The Company claims that the Appendix C precondition was
satisfied and the HSA was appropriately implemented
POSITION OF' THE UNION
Union Counsel argues that the
Health Spending Account has not achieved its "... promised goal of
'replicating' the benefits guaranteed by the old plan with the funds generated
by the HAS.”
In support of its position,
Counsel points out that the Union's financial analysis, undertaken "as
recently as October of 2008" still cannot replicate the benefits of the
original Plan.
Additionally, Counsel points
out that an HSA without ongoing funding infusions to guard against rate
increases results in an, "erosion of benefit buying power" over time.
Under the former plan, cost increases were absorbed by the Company. Under item
#2 of Appendix C, HSA funding is fixed at $33.00 for each year of active
service.
Underscoring it's central contention, Union Counsel summarizes
by stating that the Company has failed to show that the HSA "can and
will" generate the funds needed to replicate the old plan which was
established as part of a settlement for relinquishing Railway Passes in 1985.
POSITION OF THE EMPLOYER
Employer Counsel argues that the Appendix: C precondition
amounts to a "one-time binary decision resulting in implementation or not
based on conditions at that time [2005]":
A
precondition is very simply a condition that must exist, apply or be met before
something can take place. If the
precondition does not arise then the event cannot take place. If the precondition is met then the event or
thing can occur. In this case,
implementation could not have occurred if the precondition was not met. In this case the precondition was met and
that allowed the implementation which took effect effective March 31, 2005.
Counsel also notes the Company provided
the Union with both financial analysis and written Q&A clarification of
that analysis, indicating that the then-existing benefit plans could be
replicated under an HSA. The Union
neither challenged this information nor produced any evidence to the
contrary. Accordingly, Counsel submits
the HSA was implemented with Union concurrence, in accordance with the February
11, 2005 MOS and cannot be revisited or reconsidered now.

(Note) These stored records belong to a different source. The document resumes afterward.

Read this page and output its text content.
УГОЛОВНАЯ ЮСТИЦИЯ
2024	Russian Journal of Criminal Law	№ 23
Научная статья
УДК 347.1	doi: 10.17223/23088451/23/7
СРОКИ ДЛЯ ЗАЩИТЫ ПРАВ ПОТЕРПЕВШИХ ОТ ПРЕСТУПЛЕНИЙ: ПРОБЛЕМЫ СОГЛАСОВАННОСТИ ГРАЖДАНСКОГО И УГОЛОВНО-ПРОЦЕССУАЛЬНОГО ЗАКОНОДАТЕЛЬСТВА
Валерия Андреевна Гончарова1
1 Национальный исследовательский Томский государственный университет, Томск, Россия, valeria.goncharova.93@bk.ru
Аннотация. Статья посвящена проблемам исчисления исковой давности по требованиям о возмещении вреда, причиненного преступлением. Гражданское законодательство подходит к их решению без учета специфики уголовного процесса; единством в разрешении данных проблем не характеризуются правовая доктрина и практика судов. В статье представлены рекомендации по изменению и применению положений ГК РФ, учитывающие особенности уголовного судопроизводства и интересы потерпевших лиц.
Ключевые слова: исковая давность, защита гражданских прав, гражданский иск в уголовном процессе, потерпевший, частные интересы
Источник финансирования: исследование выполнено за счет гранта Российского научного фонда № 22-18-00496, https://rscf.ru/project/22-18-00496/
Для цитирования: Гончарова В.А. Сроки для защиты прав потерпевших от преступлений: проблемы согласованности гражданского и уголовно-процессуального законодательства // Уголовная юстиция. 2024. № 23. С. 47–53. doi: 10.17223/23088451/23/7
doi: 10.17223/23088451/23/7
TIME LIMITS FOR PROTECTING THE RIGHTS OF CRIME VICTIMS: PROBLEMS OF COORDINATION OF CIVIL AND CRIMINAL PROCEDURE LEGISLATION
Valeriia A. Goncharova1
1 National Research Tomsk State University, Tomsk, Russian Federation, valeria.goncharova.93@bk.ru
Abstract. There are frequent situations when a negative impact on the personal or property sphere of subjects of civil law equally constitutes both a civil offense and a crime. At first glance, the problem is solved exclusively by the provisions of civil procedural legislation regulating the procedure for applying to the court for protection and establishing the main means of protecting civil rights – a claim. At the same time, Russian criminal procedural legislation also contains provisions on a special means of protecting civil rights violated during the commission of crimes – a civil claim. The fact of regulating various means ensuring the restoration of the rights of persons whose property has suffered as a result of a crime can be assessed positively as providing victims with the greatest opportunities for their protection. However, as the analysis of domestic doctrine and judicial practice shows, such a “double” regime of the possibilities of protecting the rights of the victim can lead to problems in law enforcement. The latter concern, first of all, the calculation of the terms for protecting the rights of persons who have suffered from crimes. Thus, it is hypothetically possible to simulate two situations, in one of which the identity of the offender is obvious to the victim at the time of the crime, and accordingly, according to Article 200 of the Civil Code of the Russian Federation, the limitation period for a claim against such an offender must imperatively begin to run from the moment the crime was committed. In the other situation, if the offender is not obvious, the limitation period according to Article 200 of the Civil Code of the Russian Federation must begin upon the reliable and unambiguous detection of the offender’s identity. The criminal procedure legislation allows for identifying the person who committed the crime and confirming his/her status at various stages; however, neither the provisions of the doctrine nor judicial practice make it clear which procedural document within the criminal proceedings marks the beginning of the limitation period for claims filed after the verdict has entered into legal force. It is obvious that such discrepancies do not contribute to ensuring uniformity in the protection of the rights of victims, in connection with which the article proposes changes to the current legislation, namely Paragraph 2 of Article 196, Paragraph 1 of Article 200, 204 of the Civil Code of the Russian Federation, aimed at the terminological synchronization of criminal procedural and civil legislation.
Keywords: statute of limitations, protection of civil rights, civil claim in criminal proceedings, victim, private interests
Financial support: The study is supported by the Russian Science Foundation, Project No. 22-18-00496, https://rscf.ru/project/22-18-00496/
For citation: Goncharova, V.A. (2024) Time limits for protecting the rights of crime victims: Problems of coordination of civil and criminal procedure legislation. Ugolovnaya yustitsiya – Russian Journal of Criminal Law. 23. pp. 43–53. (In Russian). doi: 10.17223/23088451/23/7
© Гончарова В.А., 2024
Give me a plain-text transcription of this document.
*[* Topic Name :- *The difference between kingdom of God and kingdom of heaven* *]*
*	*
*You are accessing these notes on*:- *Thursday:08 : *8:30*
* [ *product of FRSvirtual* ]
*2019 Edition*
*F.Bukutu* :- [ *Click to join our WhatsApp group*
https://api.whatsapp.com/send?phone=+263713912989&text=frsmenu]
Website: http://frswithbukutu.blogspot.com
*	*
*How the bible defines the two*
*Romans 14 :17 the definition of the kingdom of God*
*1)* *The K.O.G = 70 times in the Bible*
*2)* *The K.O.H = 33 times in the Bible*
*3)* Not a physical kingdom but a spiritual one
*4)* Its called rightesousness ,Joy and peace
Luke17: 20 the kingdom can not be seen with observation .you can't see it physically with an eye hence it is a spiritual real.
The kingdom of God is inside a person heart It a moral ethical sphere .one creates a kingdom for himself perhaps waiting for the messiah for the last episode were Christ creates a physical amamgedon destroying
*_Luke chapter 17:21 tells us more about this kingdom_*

Counsel points out that the Union sought to increase HSA
funding in 2007-2008 bargaining and subsequently withdrew that demand. Counsel argues that to allow the Union to
gain through arbitration what they failed to achieve in bargaining would be
inconsistent with fundamental collective bargaining principals
Counsel also contends that the 1985 Rail
Pass/Extended Health Care Plan trade-off is irrelevant to the issue at hand and
that the remedy sought by the Union is an impractical and impossible
retroactive demand.
DECISION
The parties' respective arguments are
appropriately focused on the central question for determination in this
dispute: has the Appendix C replication precondition requiring like or improved
benefit levels been met?
Where
the parties diverge, however, is on the nature of that precondition. The Union
essentially argues that replication is an ongoing comparative exercise
requiring regular reconsideration subsequent to the implementation of the HSA.
The Employer, on the other hand, considers the
precondition a one-time exercise, spent upon implementation.
The
parties agreed characterization of Appendix C as an implementation
"precondition" is instructive. The word "precondition"
(emphasis added) implies that the comparative exercise is, as argued by the
Employer, to be done only once, at a fixed point in time, before implementation.
While Union Counsel argues that the
Company is required to show the HSA "can and will" generate the
requisite funds to replicate the benefits of the old plan, Appendix C requires
only that like/improved coverage "can" be replicated. The distinction
between "can" and "can and will" further underscores the
conclusion that the replication exercise is a one-time only event, as opposed
to an exercise regularly revisited into the future.
The Union is not assisted by the fact that they sought to
add an HSA funding boost during 2007-2008 bargaining. If the Union considered
it
necessary to add such language, how can it now be argued
that the same result - termination of the HSA system or an ongoing Employer
supplied funding increase to maintain "replication" - is somewhat
inherent in the original language of Appendix C.
In making my determinations in
this case, I am mindful that the fiscal reality of increasing benefit costs
means that without additional Employer funding there is a degradation of
benefit buying power over time. The
inescapable fact in this case, however, is that neither ongoing Employer
funding increases, nor a post-HSA implementation return to previous benefit
plans, was bargained in Appendix C.
Either outcome could easily have been included in the language of
Appendix C. The Union's proposal in 2007-2008 bargaining specifies the
former. A statement as to the necessity
of an ongoing comparative replication exercise in order to maintain the HSA
would have sufficed for the latter. Neither occurred here.
If
the Union is quite rightly concerned about degradation of the benefit buying
power of Health Spending Accounts, the appropriate place to seek resolution of
that concern is at the bargaining table. To paraphrase Arbitrator Hanrahan in CROA
Case No 40, July 11, 1966, such a concession is properly sought through
negotiation, not the arbitration process.
The
February 19, 1986 Memorandum of Settlement eliminating rail passes is not
relevant to the current dispute. Notwithstanding that no one retiring in 2005
would have a Company supplied rail pass, the February 11, 2005 MOS replaces all
previous agreements and my jurisdiction is limited to that document.
The Union's proposed remedy also undercuts their position.
It cannot reasonably be concluded that the parties' shared intention in
Appendix C was to subject HSA implementation to potential recall years down the
road. The
logistics of unscrambling the HSA eggs
are too significant to contemplate as an intended, expected, or reasonable
outcome in this case.
Given all of the above, I find in favor of the
Employer's position. The one-time pre-condition in Appendix C was satisfied,
spent upon agreed implementation, and cannot now be reversed.
The grievance is dismissed.
Dated at the City of
Vancouver in the Province of British Columbia this 3rd day of April, 2009.